This post is e-mailed in as the network I am using is not blogger friendly; please forgive resultant formatting issues…
Master Daikan Enō asked Master Nangaku Ejō, "Do you rely on practice and experience or not?" Master Nangaku said, "It is not that there is no practice and experience, but the state can never be tainted." Master Daikan Enō said, "Just this untaintedness" is that which the buddhas guard and desire. You are also like this. I am also like this. And the ancestral masters of India were also like this."
Master Dogen referenced this line from the first part of book two of the Shinji Shobogenzo in his discourse on Dignified Behavior, Chapter 23 of the Shobogenzo.
I have been considering dignified behavior recently and decided to give that chapter another read. What I type below is just what surfaced after reading it, to be clear, I haven't realy thought about addressing what Master Dogen wrote at all.
For the last 19 years or so I have had drilled into my brain housing unit some core values. They are Honor, Courage, and Commitment. So in my skull those ideas are what give form to dignified behavior.
But moment to moment if I were to spend time counting each grain of sand as it fell I would find that there has been failure after failure of living up to those ideas.
Conversely, there would also be success after success.
In the succession of these moments, who can count all of the failures and successes?
I think it is impossible.
What purpose does it serve?
I think none outside of mental masturbation.
And is that counting of grains of sand serving the Buddha Dharma?
I think not.
This week I have been striving to shorten my reach a bit.
From time to time I have noticed a tendency in myself to hold others to my own idealized standards.
But if and when I look deeply enough I can certainly find cracks in my own armor of mindfulness. Even in recent events, where I failed to stop at a stop sign that I had stopped at countless times previously.
A military policeman was kind enough to point out my error, I thanked him and I made a note to myself to take greater care in my actions.
I think it is important for me, who has a tendency to be an idealist (and who often thinks "I can do no wrong!")to take a look at my practice off of the cushion. Since how a person communicates is a large part of practice, I have been working on this at the house this week in my words with the wife and kids. Not so much thinking deeply about the words I am going to say or how I am going to say them, but more along the line of: is my intention motivated by greed or anger or confusion? Is my intention kindness, love, compassion like that which one might have for a small child? Is there any kind of "Wrong conceit (I'm better, I'm Worse, and I'm the same are examples of wrong conceit) in what I am communicating?" If the answer to these questions is no; then I think that is a good moment to stop, take a breath, exhale with a smile, and try again. How much more so when it is something I am typing out in correspondence?

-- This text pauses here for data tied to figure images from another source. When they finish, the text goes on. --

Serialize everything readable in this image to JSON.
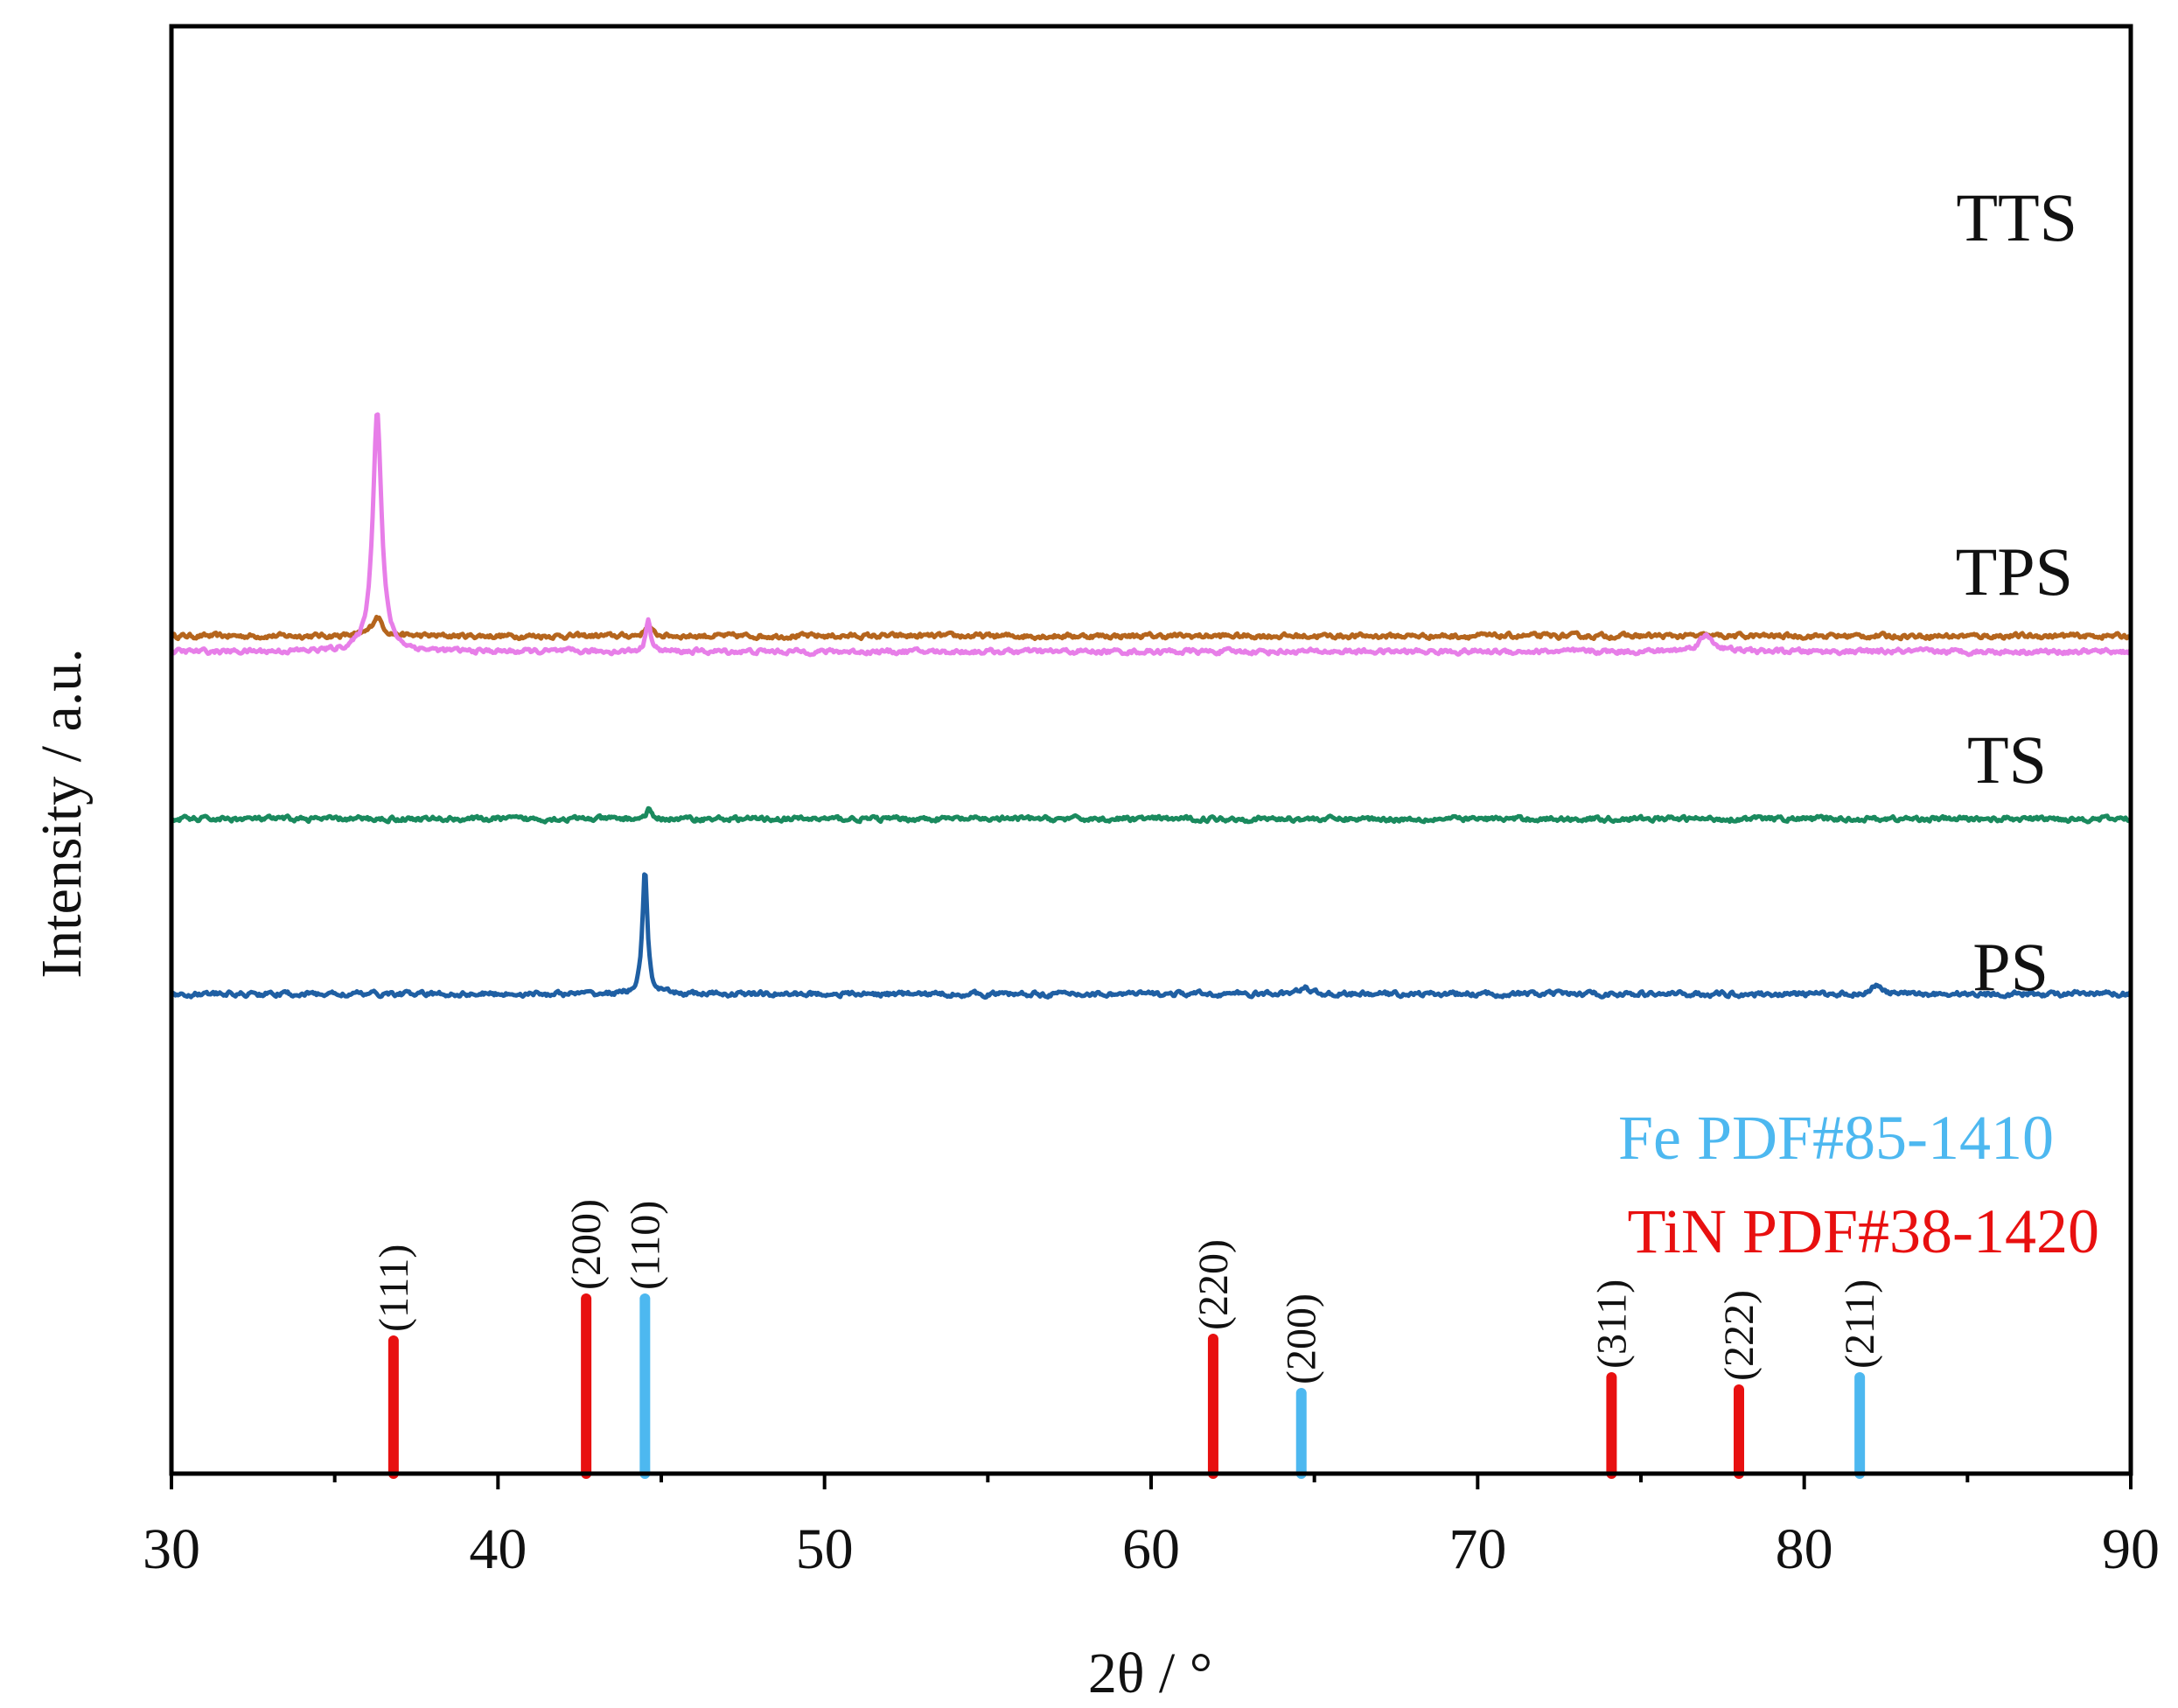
{
  "chart_data": {
    "type": "line",
    "title": "",
    "xlabel": "2θ / °",
    "ylabel": "Intensity / a.u.",
    "xlim": [
      30,
      90
    ],
    "x_ticks": [
      "30",
      "40",
      "50",
      "60",
      "70",
      "80",
      "90"
    ],
    "y_ticks": [],
    "grid": false,
    "series": [
      {
        "name": "TTS",
        "color": "#b5651d",
        "baseline": 0.2,
        "peaks": [
          {
            "x": 36.3,
            "height": 0.25,
            "width": 0.35
          },
          {
            "x": 44.6,
            "height": 0.15,
            "width": 0.2
          }
        ]
      },
      {
        "name": "TPS",
        "color": "#e77ee8",
        "baseline": 0,
        "peaks": [
          {
            "x": 36.3,
            "height": 3.1,
            "width": 0.3
          },
          {
            "x": 44.6,
            "height": 0.45,
            "width": 0.15
          },
          {
            "x": 77.0,
            "height": 0.2,
            "width": 0.55
          }
        ]
      },
      {
        "name": "TS",
        "color": "#1a8a5e",
        "baseline": -2.15,
        "peaks": [
          {
            "x": 44.6,
            "height": 0.12,
            "width": 0.15
          }
        ]
      },
      {
        "name": "PS",
        "color": "#1f5fa3",
        "baseline": -4.4,
        "peaks": [
          {
            "x": 44.5,
            "height": 1.6,
            "width": 0.17
          },
          {
            "x": 64.7,
            "height": 0.1,
            "width": 0.3
          },
          {
            "x": 82.2,
            "height": 0.12,
            "width": 0.3
          }
        ]
      }
    ],
    "references": [
      {
        "name": "Fe PDF#85-1410",
        "color": "#4db8f0",
        "lines": [
          {
            "x": 44.5,
            "hkl": "(110)",
            "intensity": 1.0
          },
          {
            "x": 64.6,
            "hkl": "(200)",
            "intensity": 0.46
          },
          {
            "x": 81.7,
            "hkl": "(211)",
            "intensity": 0.55
          }
        ]
      },
      {
        "name": "TiN PDF#38-1420",
        "color": "#e81010",
        "lines": [
          {
            "x": 36.8,
            "hkl": "(111)",
            "intensity": 0.76
          },
          {
            "x": 42.7,
            "hkl": "(200)",
            "intensity": 1.0
          },
          {
            "x": 61.9,
            "hkl": "(220)",
            "intensity": 0.77
          },
          {
            "x": 74.1,
            "hkl": "(311)",
            "intensity": 0.55
          },
          {
            "x": 78.0,
            "hkl": "(222)",
            "intensity": 0.48
          }
        ]
      }
    ]
  }
}
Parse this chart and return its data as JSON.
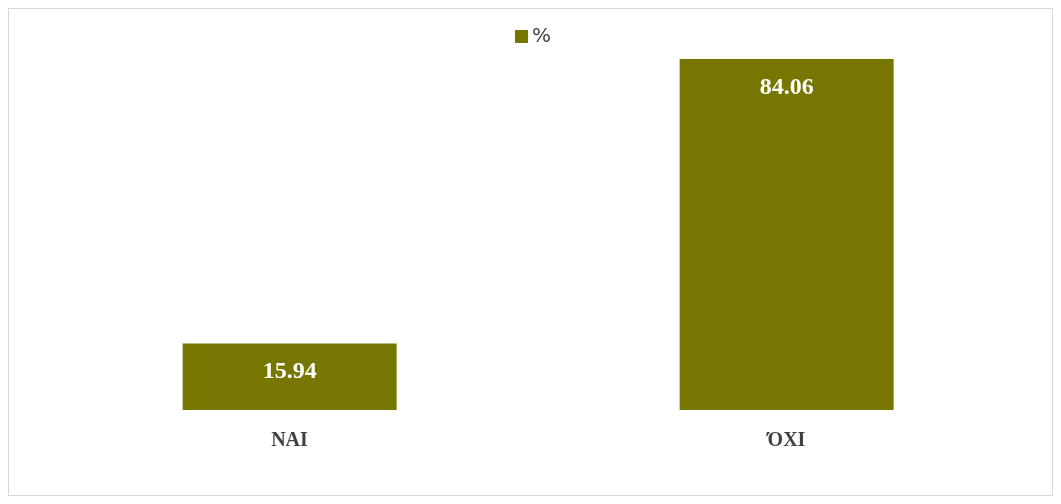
{
  "chart_data": {
    "type": "bar",
    "categories": [
      "NAI",
      "ΌΧΙ"
    ],
    "series": [
      {
        "name": "%",
        "color": "#767600",
        "values": [
          15.94,
          84.06
        ]
      }
    ],
    "data_labels": true,
    "legend": "top",
    "grid": false
  }
}
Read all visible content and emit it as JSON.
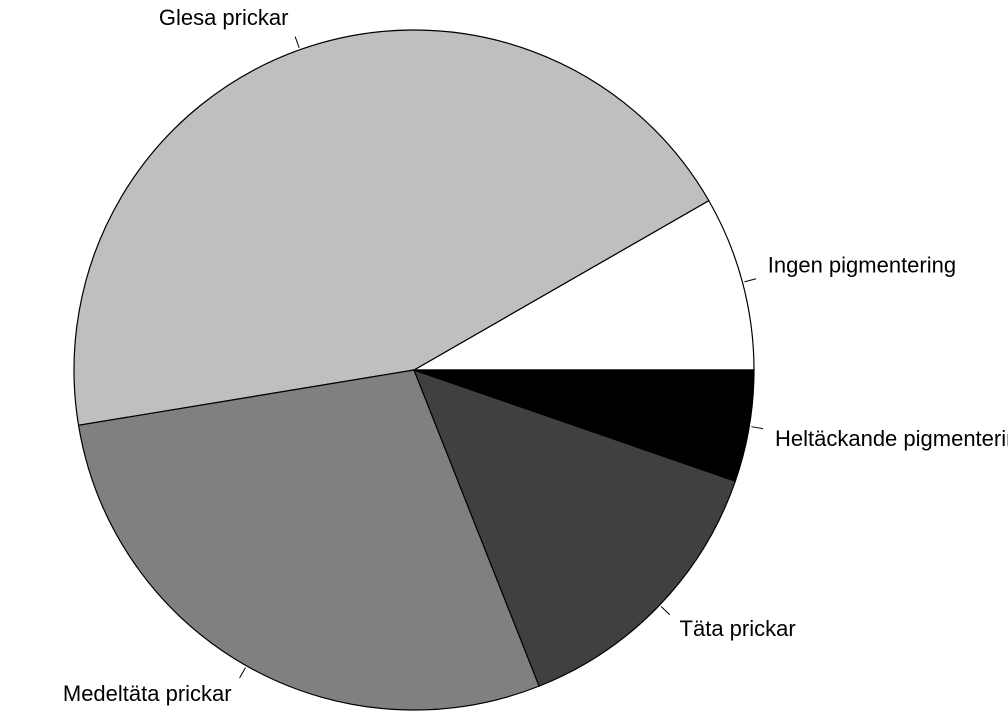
{
  "chart_data": {
    "type": "pie",
    "categories": [
      "Ingen pigmentering",
      "Glesa prickar",
      "Medeltäta prickar",
      "Täta prickar",
      "Heltäckande pigmentering"
    ],
    "values": [
      8.3,
      44.3,
      28.4,
      13.7,
      5.3
    ],
    "colors": [
      "#ffffff",
      "#bfbfbf",
      "#808080",
      "#404040",
      "#000000"
    ]
  }
}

Don't be deceived, I still get angry. I'm still "The Gunny" at work. But the lines are a little less cloudy at the office where the manors of speech and conduct are regulated by the uniform code of military justice. I think that there is something in place at most monasteries that governs this sort of conduct as well, but I don't have my copy of the Ehei Shigi on hand, so that is just speculation. So home and the keyboard, for me, is where the practice seems to come into play the most.
I would like to end with this excerpt from The Baizhang Zen Monastic Regulations
One must singularly manage one's mind to have cognizance of this experience (kenxin), and never be blind to it. Nevertheless, it is often the case that when the path is lofty, one's wayfaring is more likely to be even more intensely disturbed by devils in thousands of situations.
If once, however, you can manage to bring right mindfulness (zhengnian) into your present consciousness, no obstacle can disturb or delay anything, just as it is explained in the Śūraṃgama-sūtra, in the Tiantai Practice of Śamatha and Vipaśyanā (Tiantai zhiguanfamen) by Zhiyi (538–597), and in the Manual of Practice and Realization(Xiuzhengyi) by Guifeng (Zongmi, 780–841). If one analyzes devilish disturbance in detail, one becomes aware that everything arises from one's own mind and not from outside [of it]. When the power of samādhi andprajnā becomes superior, devilish obstruction disappears of its own accord.
If there is any merit in this post I would like to offer it to Buddha and Sangha, and all of those who may not be clear about dignified behavior.